Note that it is possible to mix both files located on the file system
and files residing in Keep. As before, specifying
--engine=arvados
will run the workflow as a crunch script and upload
the data to Keep:
benchmark run --engine=arvados -v 5 -p 10 make all
The dependencies between input and output are stored in Keep:
To upload metrics to a database, use the target upload
instead
of all
:
benchmark run --engine=arvados -v 5 -p 10 make upload
Note
When using an sqlite database, make sure to use an absolute path name as the crunch script will run the benchmark workflow within a temporary local directory.
The UUID of user, job and output will be added to the database into the table arvados_job.

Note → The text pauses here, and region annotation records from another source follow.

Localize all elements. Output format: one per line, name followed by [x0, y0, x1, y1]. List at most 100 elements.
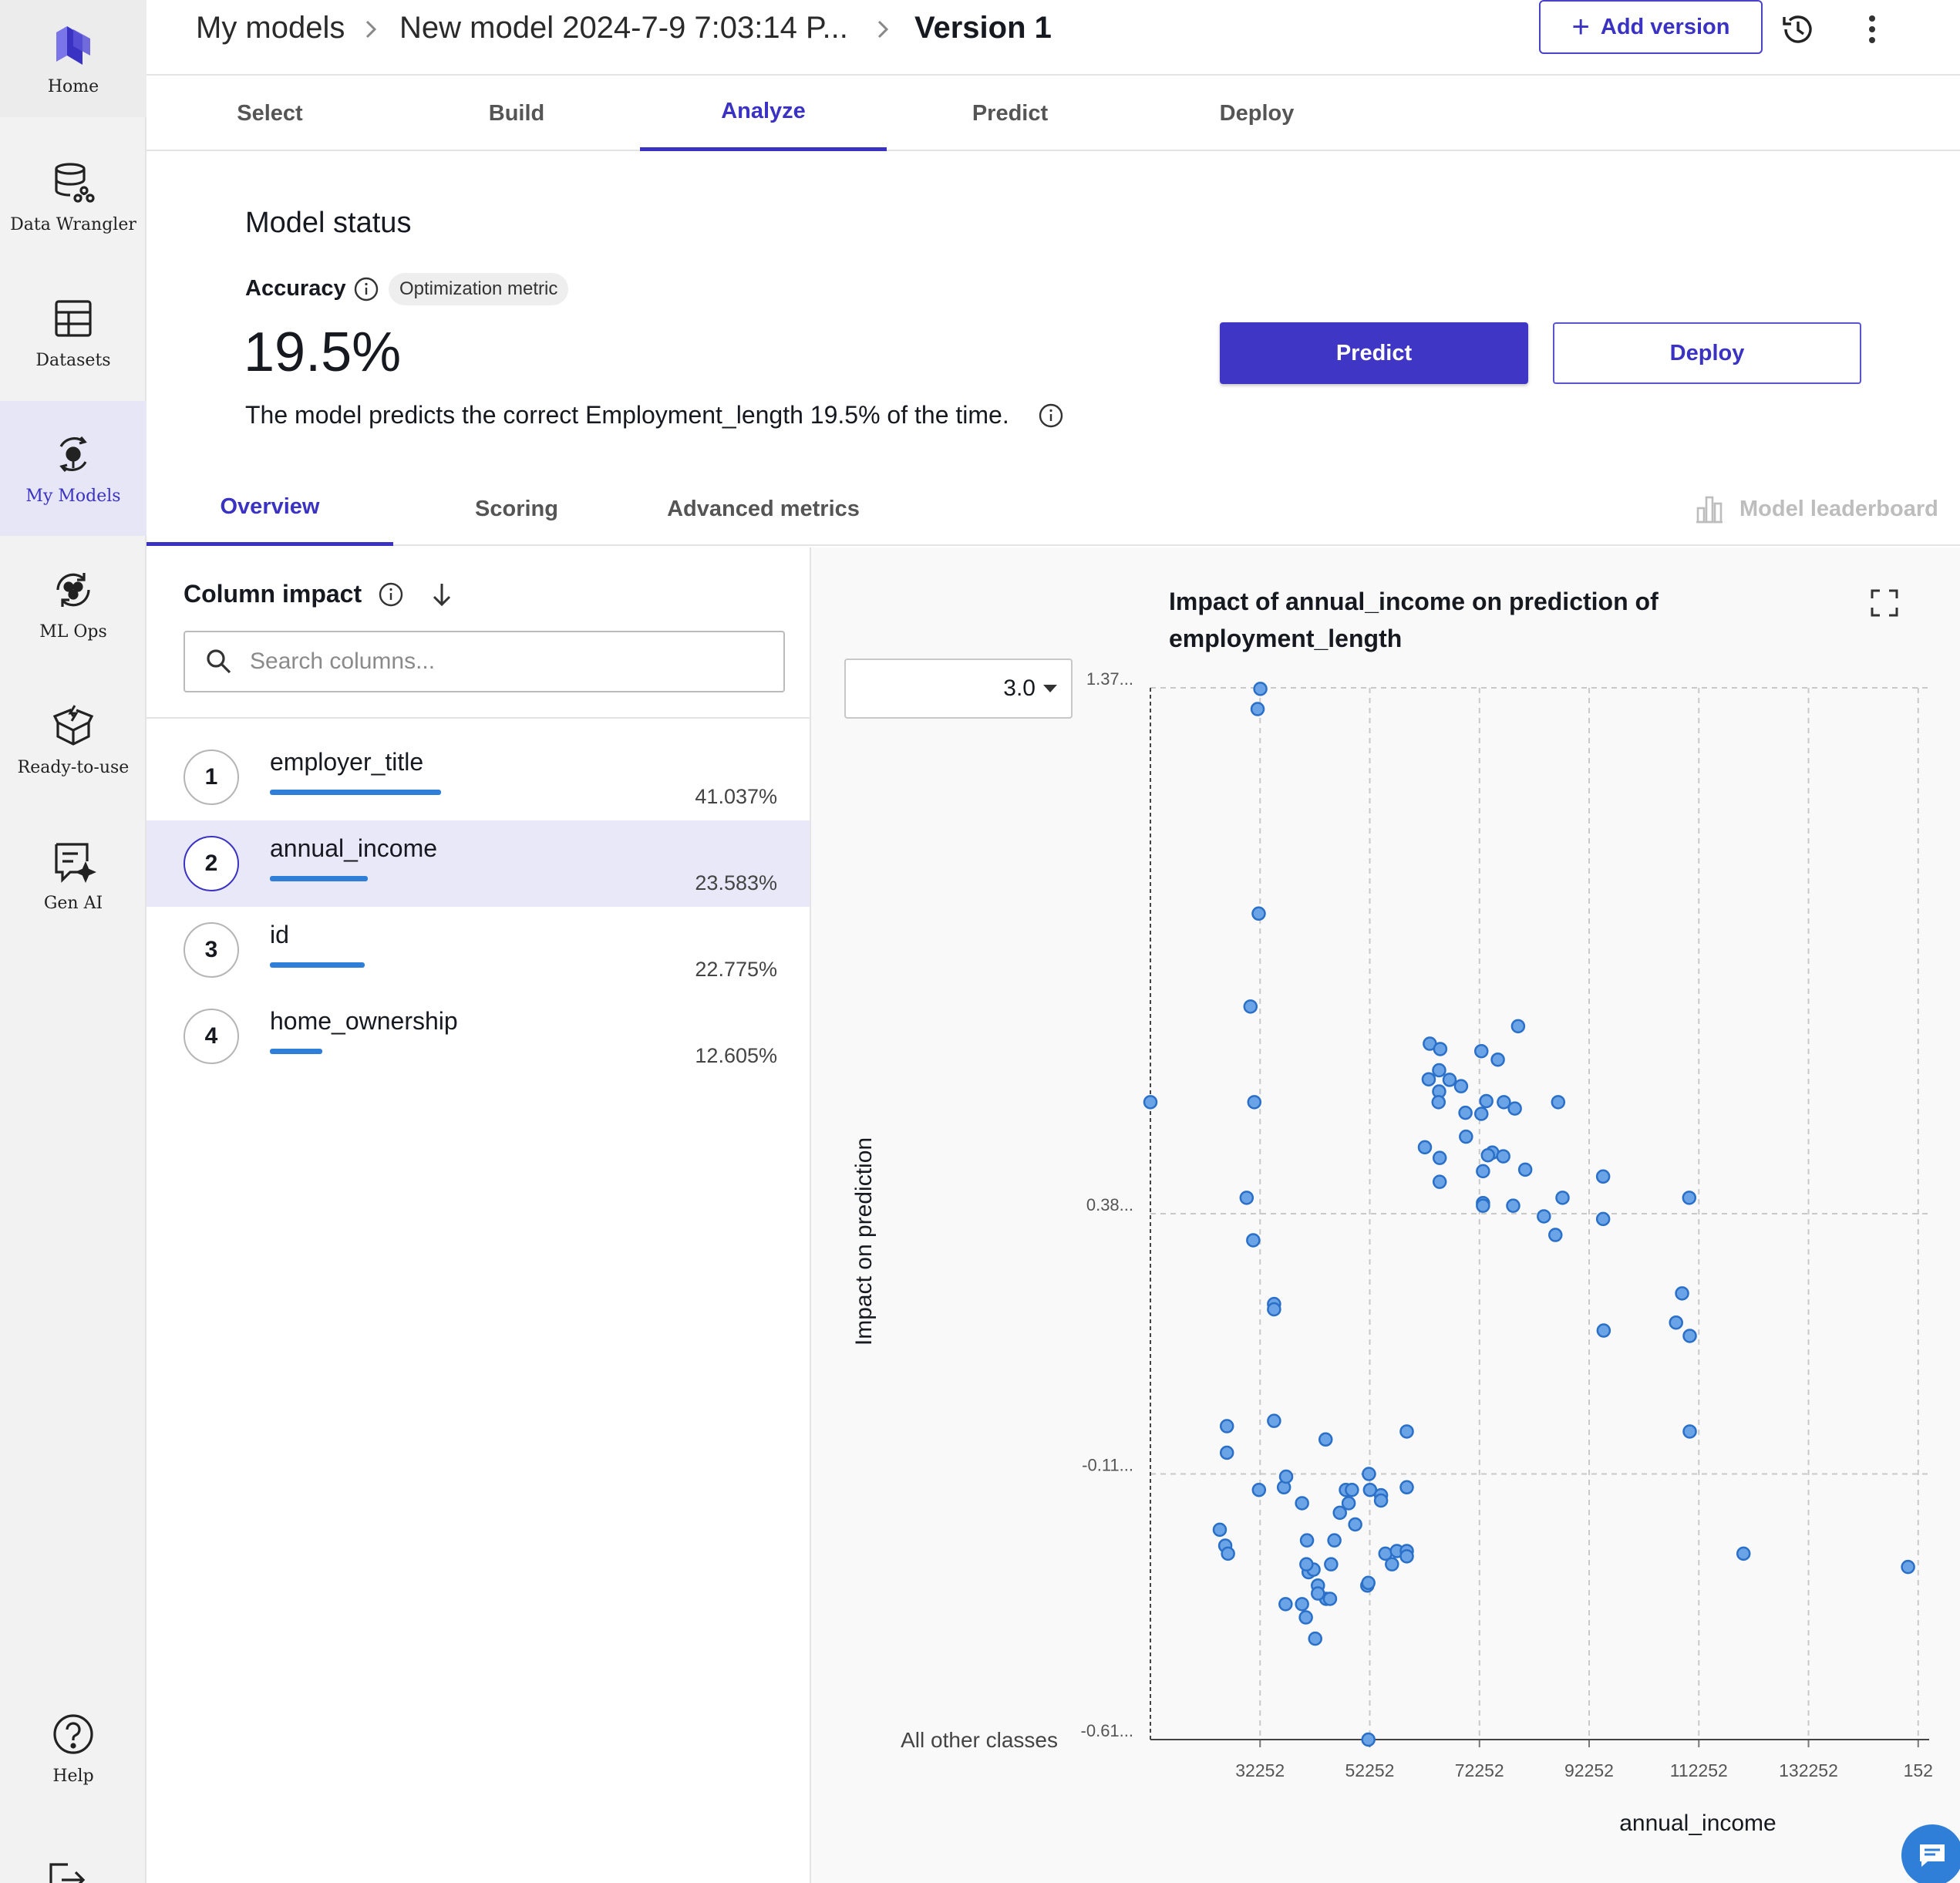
scatter-point: [1682, 1329, 1697, 1343]
y-axis-label: Impact on prediction: [851, 1137, 877, 1346]
sidebar: Home Data Wrangler Datasets My Models ML…: [0, 0, 146, 1883]
y-tick-label: -0.11...: [1082, 1456, 1133, 1475]
rank-badge: 2: [184, 836, 239, 891]
scatter-point: [1399, 1480, 1414, 1495]
sidebar-item-logout[interactable]: [45, 1858, 88, 1883]
sidebar-item-ml-ops[interactable]: ML Ops: [0, 537, 146, 672]
tab-analyze[interactable]: Analyze: [640, 76, 887, 151]
column-name: home_ownership: [270, 1007, 458, 1035]
breadcrumb-my-models[interactable]: My models: [196, 11, 345, 45]
scatter-point: [1442, 1073, 1457, 1087]
y-tick-label: 1.37...: [1086, 669, 1133, 689]
scatter-point: [1459, 1129, 1473, 1144]
scatter-point: [1510, 1019, 1526, 1034]
sidebar-item-home[interactable]: Home: [0, 0, 146, 117]
add-version-button[interactable]: + Add version: [1539, 0, 1763, 54]
tab-overview[interactable]: Overview: [146, 472, 393, 546]
column-name: employer_title: [270, 748, 424, 776]
accuracy-label: Accuracy: [245, 276, 346, 301]
x-tick-label: 32252: [1235, 1760, 1285, 1780]
column-impact-panel: Column impact 1 employer_title 41.037% 2…: [146, 547, 811, 1883]
help-icon: [53, 1714, 93, 1754]
column-impact-row[interactable]: 4 home_ownership 12.605%: [146, 993, 810, 1080]
column-impact-row[interactable]: 3 id 22.775%: [146, 907, 810, 993]
tab-build[interactable]: Build: [393, 76, 640, 151]
scatter-point: [1596, 1323, 1611, 1338]
table-icon: [55, 300, 92, 337]
accuracy-description: The model predicts the correct Employmen…: [245, 401, 1009, 429]
scatter-point: [1480, 1147, 1496, 1163]
scatter-point: [1251, 906, 1266, 921]
optimization-metric-badge: Optimization metric: [389, 273, 569, 305]
tab-advanced-metrics[interactable]: Advanced metrics: [640, 472, 887, 546]
scatter-point: [1473, 1107, 1489, 1121]
sidebar-item-label: Home: [47, 76, 99, 96]
scatter-point: [1548, 1228, 1563, 1242]
sidebar-item-label: My Models: [25, 487, 121, 506]
impact-percentage: 41.037%: [695, 785, 777, 808]
more-options-button[interactable]: [1851, 8, 1894, 51]
scatter-point: [1239, 1191, 1254, 1205]
scatter-chart: 32252 52252 72252 92252 112252 132252 152 1.37.…: [851, 669, 1933, 1836]
scatter-point: [1453, 1079, 1469, 1093]
history-icon: [1783, 15, 1812, 43]
predict-button[interactable]: Predict: [1220, 322, 1528, 384]
sidebar-item-label: Datasets: [35, 351, 111, 370]
scatter-point: [1506, 1198, 1521, 1213]
breadcrumb-model[interactable]: New model 2024-7-9 7:03:14 P...: [399, 11, 848, 45]
scatter-point: [1555, 1191, 1570, 1205]
scatter-point: [1143, 1095, 1158, 1110]
info-icon[interactable]: [353, 276, 379, 302]
sidebar-item-my-models[interactable]: My Models: [0, 401, 146, 536]
info-icon[interactable]: [1038, 403, 1064, 429]
tab-scoring[interactable]: Scoring: [393, 472, 640, 546]
scatter-point: [1212, 1522, 1228, 1538]
scatter-point: [1682, 1191, 1697, 1205]
column-impact-row[interactable]: 1 employer_title 41.037%: [146, 734, 810, 820]
scatter-point: [1432, 1174, 1447, 1189]
search-icon: [207, 649, 231, 674]
sidebar-item-data-wrangler[interactable]: Data Wrangler: [0, 130, 146, 264]
scatter-point: [1421, 1072, 1436, 1086]
sidebar-item-label: Gen AI: [43, 894, 103, 913]
scatter-point: [1595, 1211, 1611, 1227]
info-icon[interactable]: [378, 581, 404, 608]
accuracy-value: 19.5%: [244, 322, 402, 383]
y-tick-label: -0.61...: [1081, 1721, 1133, 1740]
scatter-point: [1473, 1043, 1489, 1059]
ml-ops-icon: [56, 573, 90, 607]
impact-bar: [270, 790, 441, 795]
model-leaderboard-button[interactable]: Model leaderboard: [1693, 472, 1938, 546]
chevron-right-icon: [365, 20, 377, 39]
scatter-point: [1476, 1164, 1490, 1179]
sidebar-item-gen-ai[interactable]: Gen AI: [0, 808, 146, 943]
deploy-button[interactable]: Deploy: [1553, 322, 1861, 384]
chat-support-button[interactable]: [1901, 1824, 1960, 1883]
scatter-point: [1432, 1150, 1447, 1165]
history-button[interactable]: [1776, 8, 1820, 51]
scatter-point: [1507, 1101, 1522, 1116]
sidebar-item-ready-to-use[interactable]: Ready-to-use: [0, 672, 146, 807]
search-columns-box: [184, 631, 785, 692]
database-icon: [55, 163, 95, 203]
x-tick-label: 52252: [1345, 1760, 1395, 1780]
sidebar-item-help[interactable]: Help: [0, 1681, 146, 1816]
bar-chart-icon: [1696, 496, 1723, 524]
sidebar-item-datasets[interactable]: Datasets: [0, 265, 146, 400]
scatter-point: [1295, 1496, 1309, 1511]
sort-descending-icon[interactable]: [427, 580, 456, 609]
tab-select[interactable]: Select: [146, 76, 393, 151]
impact-percentage: 23.583%: [695, 871, 777, 894]
scatter-point: [1476, 1198, 1490, 1213]
models-icon: [59, 436, 87, 473]
search-columns-input[interactable]: [250, 648, 774, 675]
sidebar-item-label: Ready-to-use: [17, 758, 130, 777]
impact-percentage: 12.605%: [695, 1044, 777, 1067]
scatter-point: [1458, 1105, 1473, 1120]
tab-deploy[interactable]: Deploy: [1133, 76, 1380, 151]
tab-predict[interactable]: Predict: [887, 76, 1133, 151]
scatter-point: [1299, 1557, 1314, 1571]
column-impact-row[interactable]: 2 annual_income 23.583%: [146, 820, 810, 907]
scatter-point: [1399, 1549, 1414, 1564]
workflow-tabs: Select Build Analyze Predict Deploy: [146, 76, 1960, 151]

Often a workflow is run and updated iteratively and only the final output should be uploaded to Keep. To do this, it is possible to do:
benchmark run -v 5 -p 10 make all
...
benchmark run --engine=arvados -v 5 -p 10 make keep
The first statemement will run the workflow locally. Once you think all is ok, the second statement will upload the data into Keep without re-running any computations - unless there are files that are out-of-date.
To upload to Keep while simultaneously uploading the metric data to the database, use:
benchmark run -v 5 -p 10 make all
...
benchmark run --engine=arvados -v 5 -p 10 make keep-and-load
This will make sure that the UUID between Keep and the database are synchronized.
Running jobs through Crunch¶
Not implemented yet as crunch not fully installed in London. Should be straight-forward using the CLI interface to daisy.
Notes¶
arv-crunch-job¶
Benchmark tasks can be run using Arvados’ run-command utility.
Create the following script and call it run.job
:
{
"script": "run-command",
"script_version": "master",
"repository": "arvados",
"script_parameters": {
"command": [
"benchmark",
"run-task",
"-v 5",
"--task=metric_filestat",
"--input-file=arv=by_id/cce431bdd40f4428666e45bd59c7d41b+6278/hs37d5.fa",
"--output-file=stat.tsv"
]
}
}
Then run this script using the following command:
arv-crunch-job --job="$(cat run.job)"
This happens under the hood when --engine=arvados
is set in benchmark run-task.
Todo
- Upload
benchmark.yml
file when running a workflow. - Implement use of docker image for code and config files from benchmark library.
- Link to collections in Keep within postgres.
- add output_uuid, requires setting the field from CollectionWriter within run-command or querying arvados system after crunch job has finished with job_uuid.
- add collection ids to input files?
- Add meta data/description to new collection created by benchmark jobs: When it was run, by whom, take text from daisy.yml file?
- Run workflows inside Arvados crunch.
- uuid
- Unique identifier for an object in Keep
- Arvados
- The `Arvados Project`_ is dedicated to building a new generation of open source distributed computing software for bioinformatics, data science, and production analysis using massive data sets
- Keep
- Arvados Keep is the data storage of arvados.
- Crunch
- Arvados Crunch is the execution framework of arvados.